徴用同胞と日本人183人の名前刻む
市民団体が22年がかり
【山口】第2次大戦中の1942年、海底坑道が水没し、犠牲となった183人の長生炭鉱労働者を悼む碑が2日、事故現場から約500メートル離れた床波漁港前で除幕した。除幕式には国内外の関係者約200人が出席し、祈りを捧げた。
追悼碑建立を進めてきたのは元高校教師や主婦らでつくる市民団体「長生炭鉱の"水非常"を歴史に刻む会」(山口武信代表)。碑の建立は同会を結成した91年からの目標だった。
ピーヤと呼ばれる排気・排水筒をイメージした筒状のコンクリート製の碑2本(高さ各2メートル)を左右に建立。向かって右側が「日本人犠牲者」、左側は「強制連行 韓国・朝鮮人犠牲者」を表す。二つで一つの追悼碑の形は、「真の解決への未だ残っている距離」を象徴している。碑の前列には犠牲者全員の名前を記した氏名欄と献花台を設けた。除幕を終えると、韓国遺族会(金亨洙会長)のメンバーらが1人ひとり献花した。

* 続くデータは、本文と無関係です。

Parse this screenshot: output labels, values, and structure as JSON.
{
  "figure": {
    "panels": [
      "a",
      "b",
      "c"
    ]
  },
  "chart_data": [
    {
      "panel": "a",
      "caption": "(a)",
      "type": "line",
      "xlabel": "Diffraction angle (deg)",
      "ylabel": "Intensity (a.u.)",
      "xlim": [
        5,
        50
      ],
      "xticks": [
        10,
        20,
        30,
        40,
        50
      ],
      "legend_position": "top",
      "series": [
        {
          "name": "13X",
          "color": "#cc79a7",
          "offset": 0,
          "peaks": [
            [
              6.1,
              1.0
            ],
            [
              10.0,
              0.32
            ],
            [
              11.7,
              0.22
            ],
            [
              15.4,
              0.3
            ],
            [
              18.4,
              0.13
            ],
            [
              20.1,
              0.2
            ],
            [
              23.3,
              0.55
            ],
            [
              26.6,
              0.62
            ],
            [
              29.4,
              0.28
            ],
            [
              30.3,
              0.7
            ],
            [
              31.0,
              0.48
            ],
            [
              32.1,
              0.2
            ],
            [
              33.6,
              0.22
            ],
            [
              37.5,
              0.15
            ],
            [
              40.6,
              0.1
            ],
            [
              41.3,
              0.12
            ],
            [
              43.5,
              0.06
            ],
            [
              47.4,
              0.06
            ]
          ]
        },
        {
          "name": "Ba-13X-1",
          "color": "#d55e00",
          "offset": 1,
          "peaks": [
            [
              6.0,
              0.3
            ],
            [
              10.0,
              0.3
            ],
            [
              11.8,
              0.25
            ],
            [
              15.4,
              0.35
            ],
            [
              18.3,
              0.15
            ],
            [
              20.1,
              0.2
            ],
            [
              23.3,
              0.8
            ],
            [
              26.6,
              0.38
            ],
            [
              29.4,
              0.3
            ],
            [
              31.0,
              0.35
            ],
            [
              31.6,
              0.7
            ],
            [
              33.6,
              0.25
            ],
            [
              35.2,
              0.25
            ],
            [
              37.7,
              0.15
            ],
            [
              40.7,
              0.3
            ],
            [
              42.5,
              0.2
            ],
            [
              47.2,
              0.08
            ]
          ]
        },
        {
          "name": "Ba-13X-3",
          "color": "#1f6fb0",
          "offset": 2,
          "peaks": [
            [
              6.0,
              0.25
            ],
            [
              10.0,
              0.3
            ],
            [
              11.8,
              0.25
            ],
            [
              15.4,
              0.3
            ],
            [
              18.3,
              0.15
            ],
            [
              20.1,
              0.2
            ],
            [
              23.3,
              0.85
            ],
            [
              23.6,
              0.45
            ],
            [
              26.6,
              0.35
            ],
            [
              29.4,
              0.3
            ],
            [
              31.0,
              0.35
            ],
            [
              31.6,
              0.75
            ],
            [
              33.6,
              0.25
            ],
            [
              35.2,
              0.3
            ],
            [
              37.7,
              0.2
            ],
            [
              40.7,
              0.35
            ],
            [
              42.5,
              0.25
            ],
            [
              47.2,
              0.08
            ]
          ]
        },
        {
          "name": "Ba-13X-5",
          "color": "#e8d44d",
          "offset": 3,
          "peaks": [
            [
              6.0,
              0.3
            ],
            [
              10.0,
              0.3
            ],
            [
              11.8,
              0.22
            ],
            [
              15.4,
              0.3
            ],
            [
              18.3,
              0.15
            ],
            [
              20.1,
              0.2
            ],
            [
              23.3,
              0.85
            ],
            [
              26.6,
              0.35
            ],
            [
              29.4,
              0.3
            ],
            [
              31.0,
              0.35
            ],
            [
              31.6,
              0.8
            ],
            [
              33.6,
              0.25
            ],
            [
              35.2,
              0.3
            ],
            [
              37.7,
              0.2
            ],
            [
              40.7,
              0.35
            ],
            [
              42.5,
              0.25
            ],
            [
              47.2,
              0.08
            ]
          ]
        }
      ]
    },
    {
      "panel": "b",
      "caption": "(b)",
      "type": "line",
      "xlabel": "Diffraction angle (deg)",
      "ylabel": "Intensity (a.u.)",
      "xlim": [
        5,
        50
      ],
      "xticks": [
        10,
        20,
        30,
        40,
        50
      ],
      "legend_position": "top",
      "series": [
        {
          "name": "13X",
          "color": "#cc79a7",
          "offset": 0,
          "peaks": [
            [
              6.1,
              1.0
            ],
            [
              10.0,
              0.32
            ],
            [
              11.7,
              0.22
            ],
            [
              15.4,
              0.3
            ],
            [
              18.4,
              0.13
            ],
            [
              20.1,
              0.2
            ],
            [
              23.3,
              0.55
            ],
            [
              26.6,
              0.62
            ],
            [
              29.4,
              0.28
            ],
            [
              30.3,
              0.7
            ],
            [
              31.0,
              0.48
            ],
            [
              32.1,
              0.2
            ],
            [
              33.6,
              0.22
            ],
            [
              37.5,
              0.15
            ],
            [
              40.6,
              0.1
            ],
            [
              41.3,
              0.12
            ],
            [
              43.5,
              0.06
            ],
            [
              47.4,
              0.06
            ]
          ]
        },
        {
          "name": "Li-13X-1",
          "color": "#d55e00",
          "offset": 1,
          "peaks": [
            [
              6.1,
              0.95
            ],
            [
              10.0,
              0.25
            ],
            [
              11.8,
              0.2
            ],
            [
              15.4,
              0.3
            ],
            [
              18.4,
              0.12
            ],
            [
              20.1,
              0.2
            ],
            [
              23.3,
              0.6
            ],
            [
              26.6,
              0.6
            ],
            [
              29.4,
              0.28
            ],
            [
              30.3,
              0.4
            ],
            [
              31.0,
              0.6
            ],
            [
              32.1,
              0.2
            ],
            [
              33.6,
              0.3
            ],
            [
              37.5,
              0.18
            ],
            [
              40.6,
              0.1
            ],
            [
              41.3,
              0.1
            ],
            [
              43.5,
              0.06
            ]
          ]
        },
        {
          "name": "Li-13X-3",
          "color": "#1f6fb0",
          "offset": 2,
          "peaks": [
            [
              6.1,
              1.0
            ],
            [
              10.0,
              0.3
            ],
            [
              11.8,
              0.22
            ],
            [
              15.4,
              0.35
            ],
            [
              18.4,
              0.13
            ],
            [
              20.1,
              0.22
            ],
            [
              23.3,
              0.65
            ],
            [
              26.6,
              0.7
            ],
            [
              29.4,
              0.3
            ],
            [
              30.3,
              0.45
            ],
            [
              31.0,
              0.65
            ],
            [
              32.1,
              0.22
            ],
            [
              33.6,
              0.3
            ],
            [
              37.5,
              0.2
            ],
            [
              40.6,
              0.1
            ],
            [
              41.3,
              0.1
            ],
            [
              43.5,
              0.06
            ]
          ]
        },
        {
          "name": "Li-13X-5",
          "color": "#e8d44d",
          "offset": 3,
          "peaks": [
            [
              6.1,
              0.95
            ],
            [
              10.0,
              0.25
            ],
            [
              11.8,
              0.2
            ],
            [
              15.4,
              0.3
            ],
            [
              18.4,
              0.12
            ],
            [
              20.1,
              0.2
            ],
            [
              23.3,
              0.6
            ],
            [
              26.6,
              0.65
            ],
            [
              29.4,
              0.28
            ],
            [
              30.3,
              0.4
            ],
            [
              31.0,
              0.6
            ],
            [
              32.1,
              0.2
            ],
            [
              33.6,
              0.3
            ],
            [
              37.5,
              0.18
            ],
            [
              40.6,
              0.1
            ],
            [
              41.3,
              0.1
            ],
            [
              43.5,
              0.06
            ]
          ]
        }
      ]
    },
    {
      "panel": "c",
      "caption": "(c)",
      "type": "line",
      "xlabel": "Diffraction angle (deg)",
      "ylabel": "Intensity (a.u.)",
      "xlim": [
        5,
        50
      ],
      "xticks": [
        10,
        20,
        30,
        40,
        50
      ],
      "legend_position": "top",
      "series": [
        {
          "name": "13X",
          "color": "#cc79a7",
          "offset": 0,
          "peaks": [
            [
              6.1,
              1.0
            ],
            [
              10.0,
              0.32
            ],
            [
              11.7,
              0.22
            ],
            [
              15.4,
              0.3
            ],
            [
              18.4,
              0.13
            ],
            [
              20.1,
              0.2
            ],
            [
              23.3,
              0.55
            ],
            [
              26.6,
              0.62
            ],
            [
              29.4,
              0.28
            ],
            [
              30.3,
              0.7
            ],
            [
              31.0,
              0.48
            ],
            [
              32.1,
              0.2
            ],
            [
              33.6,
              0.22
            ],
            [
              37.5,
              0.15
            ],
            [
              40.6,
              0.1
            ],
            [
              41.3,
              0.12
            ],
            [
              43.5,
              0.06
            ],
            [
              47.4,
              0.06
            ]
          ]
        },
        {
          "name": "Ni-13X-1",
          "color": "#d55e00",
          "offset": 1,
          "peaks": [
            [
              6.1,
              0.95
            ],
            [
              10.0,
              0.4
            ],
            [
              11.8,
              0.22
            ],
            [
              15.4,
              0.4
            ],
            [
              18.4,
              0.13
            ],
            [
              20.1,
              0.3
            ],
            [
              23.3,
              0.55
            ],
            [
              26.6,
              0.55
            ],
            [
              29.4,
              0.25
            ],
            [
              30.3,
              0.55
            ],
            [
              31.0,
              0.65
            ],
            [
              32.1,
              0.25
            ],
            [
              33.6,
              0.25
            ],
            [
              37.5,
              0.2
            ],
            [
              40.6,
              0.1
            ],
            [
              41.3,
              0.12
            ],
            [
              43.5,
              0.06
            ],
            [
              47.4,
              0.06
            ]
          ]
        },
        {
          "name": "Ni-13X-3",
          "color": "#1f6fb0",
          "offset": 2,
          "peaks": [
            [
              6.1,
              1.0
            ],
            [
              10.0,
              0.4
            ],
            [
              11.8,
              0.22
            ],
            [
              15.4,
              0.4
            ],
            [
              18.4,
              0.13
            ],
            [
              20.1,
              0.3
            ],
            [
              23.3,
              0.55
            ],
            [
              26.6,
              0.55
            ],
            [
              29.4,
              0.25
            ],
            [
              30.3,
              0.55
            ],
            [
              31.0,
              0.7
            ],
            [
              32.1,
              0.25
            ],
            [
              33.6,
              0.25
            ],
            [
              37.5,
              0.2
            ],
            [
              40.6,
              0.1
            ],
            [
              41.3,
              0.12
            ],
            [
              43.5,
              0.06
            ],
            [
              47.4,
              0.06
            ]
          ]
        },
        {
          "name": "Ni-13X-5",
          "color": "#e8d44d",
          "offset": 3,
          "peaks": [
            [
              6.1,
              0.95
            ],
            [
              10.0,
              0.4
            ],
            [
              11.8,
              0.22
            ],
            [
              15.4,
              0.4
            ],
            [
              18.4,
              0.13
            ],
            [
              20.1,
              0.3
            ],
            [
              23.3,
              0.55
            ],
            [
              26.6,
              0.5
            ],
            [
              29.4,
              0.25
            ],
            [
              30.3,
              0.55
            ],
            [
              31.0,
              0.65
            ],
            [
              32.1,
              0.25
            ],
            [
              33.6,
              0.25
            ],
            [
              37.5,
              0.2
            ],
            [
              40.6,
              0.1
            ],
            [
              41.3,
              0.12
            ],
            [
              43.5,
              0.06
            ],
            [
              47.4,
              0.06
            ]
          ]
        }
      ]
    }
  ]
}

小畑太作事務局長は、「長生炭鉱水没事故から71年、会の発足から22年を経てようやく念願の追悼碑が完成できた。特に、犠牲者の名前を刻んだこと、日本の過去の過ちに誠実に向き合い、未来への決意を刻めたことは大変意義深い」とコメントした。
また、広島総領事館から出席した辛亨根駐総領事は、今後は宇部市側と話し合い、事故現場の案内板を設けるようにすると述べた。
韓国遺族会の金会長は、「感激で胸がいっぱい。(今後は)遺骨を引き揚げ、祖国に安置できるようにしていけたらいい」と話した。